Slovakia has become the second EU member to start using Russia's Sputnik V coronavirus vaccine without approval from the bloc's drug safety agency after a torrid dispute over the issue that forced a prime minister to resign.
Igor Matovic quit as premier in March after his coalition partners denounced his surprise purchase of two million doses of Sputnik V, which before Monday's introduction in Slovakia was not being used anywhere in the EU except Hungary.
Slovakia's drug regulator then said in April that it had not received enough data from Russia to evaluate the safety of Sputnik V, and questioned whether the first 200,000 doses delivered to the country were identical to the vaccine that had been favourably peer reviewed in the Lancet medical journal in February.
The developers of Sputnik V accused the regulator of “sabotage”, and demanded that it return the doses to Russia and also send some for more testing to an EU-approved laboratory, at which point Hungary stepped in to offer its services.
Slovak health minister Vladimir Lengvarsky announced in May that Sputnik V had passed the Hungarian tests, and could be administered from June 7th – but that his country would not use more than the initial 200,000 doses until the vaccine received clearance from the European Medicines Agency (EMA).

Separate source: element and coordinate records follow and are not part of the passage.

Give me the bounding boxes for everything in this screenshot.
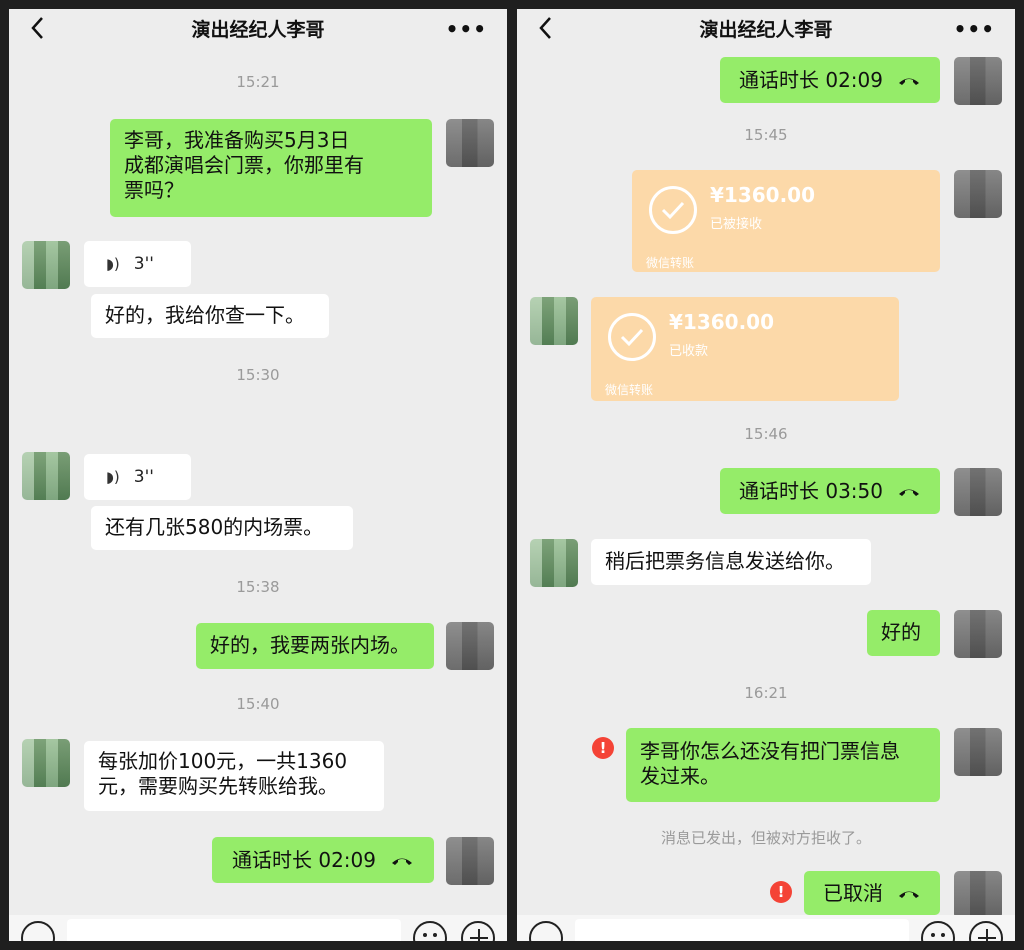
call-record-message[interactable]: 通话时长 02:09 bbox=[720, 57, 940, 103]
transfer-message[interactable]: ¥1360.00 已收款 微信转账 bbox=[591, 297, 899, 401]
phone-hangup-icon bbox=[899, 489, 919, 496]
timestamp: 15:46 bbox=[744, 425, 788, 443]
timestamp: 15:21 bbox=[236, 73, 280, 91]
transfer-status: 已收款 bbox=[669, 344, 709, 359]
message-text: 还有几张580的内场票。 bbox=[105, 515, 324, 539]
avatar[interactable] bbox=[446, 837, 494, 885]
phone-hangup-icon bbox=[392, 858, 412, 865]
emoji-icon[interactable] bbox=[413, 921, 447, 941]
error-icon[interactable]: ! bbox=[770, 881, 792, 903]
message-out[interactable]: 好的，我要两张内场。 bbox=[196, 623, 434, 669]
call-record-message[interactable]: 通话时长 03:50 bbox=[720, 468, 940, 514]
voice-input-icon[interactable] bbox=[21, 921, 55, 941]
message-line: 李哥，我准备购买5月3日 bbox=[124, 128, 350, 152]
voice-duration: 3'' bbox=[133, 253, 154, 274]
more-icon[interactable]: ••• bbox=[954, 17, 995, 41]
message-text: 好的，我要两张内场。 bbox=[210, 633, 410, 657]
timestamp: 15:30 bbox=[236, 366, 280, 384]
avatar[interactable] bbox=[22, 452, 70, 500]
avatar[interactable] bbox=[954, 57, 1002, 105]
call-duration: 通话时长 03:50 bbox=[739, 478, 883, 503]
avatar[interactable] bbox=[954, 468, 1002, 516]
transfer-footer: 微信转账 bbox=[646, 256, 695, 270]
avatar[interactable] bbox=[530, 297, 578, 345]
timestamp: 15:38 bbox=[236, 578, 280, 596]
avatar[interactable] bbox=[22, 241, 70, 289]
message-text: 好的，我给你查一下。 bbox=[105, 303, 305, 327]
timestamp: 16:21 bbox=[744, 684, 788, 702]
message-line: 李哥你怎么还没有把门票信息 bbox=[640, 739, 900, 763]
phone-hangup-icon bbox=[899, 78, 919, 85]
plus-icon[interactable] bbox=[461, 921, 495, 941]
message-in[interactable]: 还有几张580的内场票。 bbox=[91, 506, 353, 550]
plus-icon[interactable] bbox=[969, 921, 1003, 941]
message-line: 每张加价100元，一共1360 bbox=[98, 749, 348, 773]
phone-hangup-icon bbox=[899, 891, 919, 898]
message-out[interactable]: 李哥你怎么还没有把门票信息 发过来。 bbox=[626, 728, 940, 802]
transfer-amount: ¥1360.00 bbox=[669, 310, 775, 334]
message-line: 票吗？ bbox=[124, 178, 184, 202]
transfer-status: 已被接收 bbox=[710, 217, 763, 232]
avatar[interactable] bbox=[530, 539, 578, 587]
message-text: 好的 bbox=[881, 620, 921, 644]
transfer-amount: ¥1360.00 bbox=[710, 183, 816, 207]
message-in[interactable]: 好的，我给你查一下。 bbox=[91, 294, 329, 338]
voice-wave-icon: ◗) bbox=[106, 254, 120, 273]
call-duration: 通话时长 02:09 bbox=[232, 847, 376, 872]
transfer-message[interactable]: ¥1360.00 已被接收 微信转账 bbox=[632, 170, 940, 272]
more-icon[interactable]: ••• bbox=[446, 17, 487, 41]
avatar[interactable] bbox=[954, 871, 1002, 919]
message-line: 成都演唱会门票，你那里有 bbox=[124, 153, 364, 177]
message-input[interactable] bbox=[67, 919, 401, 941]
message-out[interactable]: 好的 bbox=[867, 610, 940, 656]
chat-panel-left: 演出经纪人李哥 ••• 15:21 李哥，我准备购买5月3日 成都演唱会门票，你… bbox=[9, 9, 507, 941]
voice-message[interactable]: ◗) 3'' bbox=[84, 454, 191, 500]
voice-input-icon[interactable] bbox=[529, 921, 563, 941]
check-circle-icon bbox=[608, 313, 656, 361]
avatar[interactable] bbox=[954, 728, 1002, 776]
message-input[interactable] bbox=[575, 919, 909, 941]
check-circle-icon bbox=[649, 186, 697, 234]
chat-header: 演出经纪人李哥 ••• bbox=[517, 9, 1015, 47]
call-record-message[interactable]: 已取消 bbox=[804, 871, 940, 915]
message-in[interactable]: 稍后把票务信息发送给你。 bbox=[591, 539, 871, 585]
error-icon[interactable]: ! bbox=[592, 737, 614, 759]
message-text: 稍后把票务信息发送给你。 bbox=[605, 549, 845, 573]
avatar[interactable] bbox=[22, 739, 70, 787]
message-out[interactable]: 李哥，我准备购买5月3日 成都演唱会门票，你那里有 票吗？ bbox=[110, 119, 432, 217]
avatar[interactable] bbox=[954, 610, 1002, 658]
call-status: 已取消 bbox=[823, 880, 883, 905]
transfer-footer: 微信转账 bbox=[605, 383, 654, 397]
message-line: 元，需要购买先转账给我。 bbox=[98, 774, 338, 798]
chat-title: 演出经纪人李哥 bbox=[699, 19, 833, 41]
system-notice: 消息已发出，但被对方拒收了。 bbox=[660, 829, 871, 847]
message-in[interactable]: 每张加价100元，一共1360 元，需要购买先转账给我。 bbox=[84, 741, 384, 811]
message-line: 发过来。 bbox=[640, 764, 720, 788]
timestamp: 15:40 bbox=[236, 695, 280, 713]
emoji-icon[interactable] bbox=[921, 921, 955, 941]
avatar[interactable] bbox=[446, 119, 494, 167]
voice-duration: 3'' bbox=[133, 466, 154, 487]
chat-header: 演出经纪人李哥 ••• bbox=[9, 9, 507, 47]
voice-message[interactable]: ◗) 3'' bbox=[84, 241, 191, 287]
chat-panel-right: 演出经纪人李哥 ••• 通话时长 02:09 15:45 ¥1360.00 已被… bbox=[517, 9, 1015, 941]
avatar[interactable] bbox=[954, 170, 1002, 218]
timestamp: 15:45 bbox=[744, 126, 788, 144]
call-duration: 通话时长 02:09 bbox=[739, 67, 883, 92]
call-record-message[interactable]: 通话时长 02:09 bbox=[212, 837, 434, 883]
voice-wave-icon: ◗) bbox=[106, 467, 120, 486]
avatar[interactable] bbox=[446, 622, 494, 670]
input-bar bbox=[517, 915, 1015, 941]
input-bar bbox=[9, 915, 507, 941]
chat-title: 演出经纪人李哥 bbox=[191, 19, 325, 41]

Sputnik V is now available at eight vaccination centres in the country of 5.4 million to anyone aged between 18 and 60, and by Monday some 5,000 people had signed up to receive it.
The populist Mr Matovic, who is now finance minister, continues to accuse his critics of politicising issues around Sputnik V so as to attack him and besmirch Russia’s reputation.
He argued on Facebook that "there is no legitimate barrier to Sputnik V being used to vaccinate people over 60 years of age...I believe malicious people driven by primitive geopolitical hatred will not be given space for their games this time, and older people will be given a chance to be vaccinated with the vaccine they want."
Death tolls
Slovakia – which is also using western-made vaccines – is now easing coronavirus restrictions. According to Our World in Data, Slovakia and six other central European states – Hungary, Bosnia, the Czech Republic, North Macedonia, Montenegro and Bulgaria – are among the 10 countries with the highest per capita death tolls from Covid-19.
Serbia is also using Sputnik V and China's Sinopharm alongside western-made shots, and last Friday Serbian president Aleksandar Vucic and Russian counterpart Vladimir Putin announced that Belgrade was starting production of Sputnik V.
“Thanks to the efforts of Russian scientists and with great support from President Putin, today we are witnessing a great step forward for our Serbia in the fight against coronavirus...Long live Serbian-Russian friendship!” Mr Vucic tweeted.